Engineering Sciences
Mechanical identification with the reconditioned equilibrium gap method: Formulation, analysis and comparisons
Published on - Computer Methods in Applied Mechanics and Engineering
Full-field measurements are used to calibrate material parameters. The Equilibrium Gap Method (EGM), like other identification formulations that use full-field data, has the advantage of being direct for linear behavior and some nonlinearities, thereby being computationally cheaper than iterative methods. However, it has a high sensitivity to measurement uncertainties, which is detrimental when dealing with noisy data. The Reconditioned Equilibrium Gap Method (REGM) has been proposed to mitigate this sensitivity. Reconditioning is revisited in this paper from two viewpoints. First, reconditioning may be analyzed as a way of accounting for displacement uncertainties in the cost function. Second, the reconditioned formulation approximates the optimization problem associated with Finite Element Model Updating (FEMU).
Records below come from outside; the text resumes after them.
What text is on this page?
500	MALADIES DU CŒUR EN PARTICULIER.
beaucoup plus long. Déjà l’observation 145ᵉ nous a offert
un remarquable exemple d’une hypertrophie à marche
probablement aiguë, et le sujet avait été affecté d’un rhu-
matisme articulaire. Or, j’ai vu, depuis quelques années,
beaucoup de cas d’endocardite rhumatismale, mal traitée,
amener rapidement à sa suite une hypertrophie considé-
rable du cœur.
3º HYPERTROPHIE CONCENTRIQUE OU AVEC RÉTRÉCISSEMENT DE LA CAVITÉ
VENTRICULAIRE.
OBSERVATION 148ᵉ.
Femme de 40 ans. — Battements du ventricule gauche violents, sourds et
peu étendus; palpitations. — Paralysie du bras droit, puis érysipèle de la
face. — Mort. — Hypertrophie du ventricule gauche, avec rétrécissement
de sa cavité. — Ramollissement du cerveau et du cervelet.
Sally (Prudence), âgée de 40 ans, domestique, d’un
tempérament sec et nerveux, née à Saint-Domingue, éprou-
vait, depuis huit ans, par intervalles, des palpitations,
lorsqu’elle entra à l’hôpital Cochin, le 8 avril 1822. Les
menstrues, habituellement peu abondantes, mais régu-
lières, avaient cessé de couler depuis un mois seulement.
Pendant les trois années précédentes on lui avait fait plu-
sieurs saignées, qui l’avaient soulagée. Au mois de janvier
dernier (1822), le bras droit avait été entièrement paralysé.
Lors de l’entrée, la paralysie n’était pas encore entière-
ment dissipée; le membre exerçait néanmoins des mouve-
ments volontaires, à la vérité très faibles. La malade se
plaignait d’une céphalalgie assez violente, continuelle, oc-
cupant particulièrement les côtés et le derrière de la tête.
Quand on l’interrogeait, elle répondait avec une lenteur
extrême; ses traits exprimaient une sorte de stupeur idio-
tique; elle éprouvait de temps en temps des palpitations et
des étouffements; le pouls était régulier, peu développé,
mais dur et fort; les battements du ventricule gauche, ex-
Based on these developments, the Sequentially Reconditioned Equilibrium Gap Method (SREGM), i.e., an intermediary between FEMU and REGM, is proposed. It uses REGM results to correct the approximation in a fixed-point scheme. Identification results on synthetic and true experiments show that considering the covariance matrix of measured displacements in the cost function is necessary to obtain good identification results. The analyses give insight into unsuccessful cases and confirm that SREGM provides results closer to FEMU than EGM or REGM.